New Zealand is set to offer HIV-prevention drug PrEP to people at high-risk of contracting the virus.
The government agency that rules on which pharmaceuticals to publicly fund, PHARMAC, announced today it intends to publicly fund PrEP.
It could be made available for little more than $1 per month, cheaper than in almost any other country in the world.
The reform will come as welcome to news to New Zealand AIDS Foundation (NZAF), which has been lobbying for the move for a year, gaining thousands of signatures of support.
Currently the drug is available as an HIV treatment, but is expensive and not publicly funded.
The new announcement, which comes after the country voted in a change of government, would make New Zealand one of the first countries in the world to provide PrEP by government funding.
NZAF estimates PrEP would be available for US$3.40 per 90 pills, which is three month’s supply.

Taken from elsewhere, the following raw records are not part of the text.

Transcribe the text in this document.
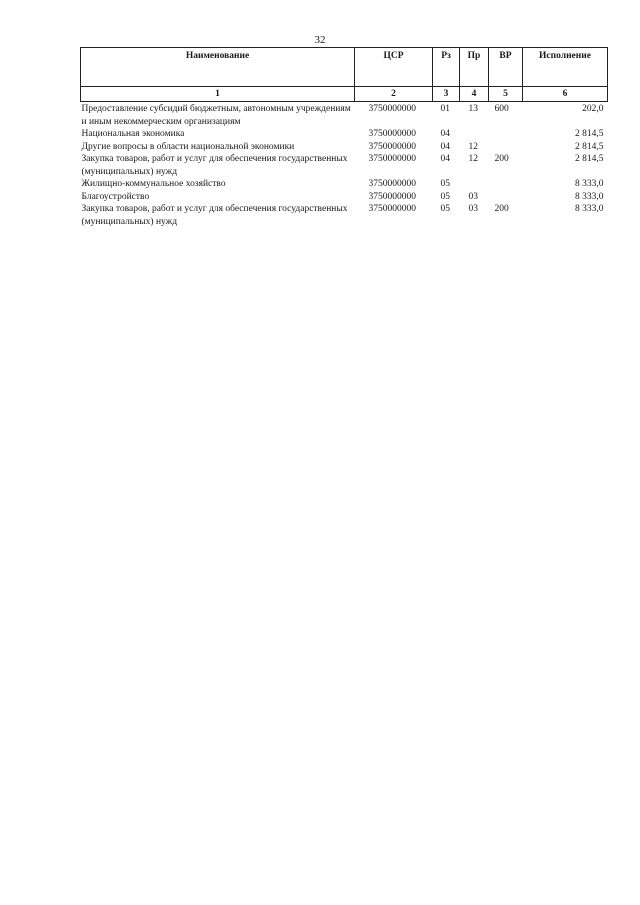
32
Наименование	ЦСР	Рз	Пр	ВР	Исполнение
1	2	3	4	5	6
Предоставление субсидий бюджетным, автономным учреждениям и иным некоммерческим организациям	3750000000	01	13	600	202,0
Национальная экономика	3750000000	04			2 814,5
Другие вопросы в области национальной экономики	3750000000	04	12		2 814,5
Закупка товаров, работ и услуг для обеспечения государственных (муниципальных) нужд	3750000000	04	12	200	2 814,5
Жилищно-коммунальное хозяйство	3750000000	05			8 333,0
Благоустройство	3750000000	05	03		8 333,0
Закупка товаров, работ и услуг для обеспечения государственных (муниципальных) нужд	3750000000	05	03	200	8 333,0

In 2016 New Zealand recorded its highest number of new HIV diagnoses since the AIDS crisis began in the 1980s.
The number of new diagnoses was up for another year, with the vast majority of those affected men who have sex with men.
Jason Myers, executive director, NZAF, said “PHARMAC funding would maximise the potential benefit of PrEP in New Zealand”.
“Making this tool publicly available would be a giant leap forward towards our ambitious goal of ending new HIV transmissions in New Zealand by 2025,” he said.
Under the plans PrEP would be available to men who have sex with men, transgender people, people recently diagnosed with another STI, infrequent users of condoms and people in a relationship with an HIV-positive person.
If the funding goes ahead PrEP will be available across New Zealand in pharmacies to those with a valid prescription from their doctor.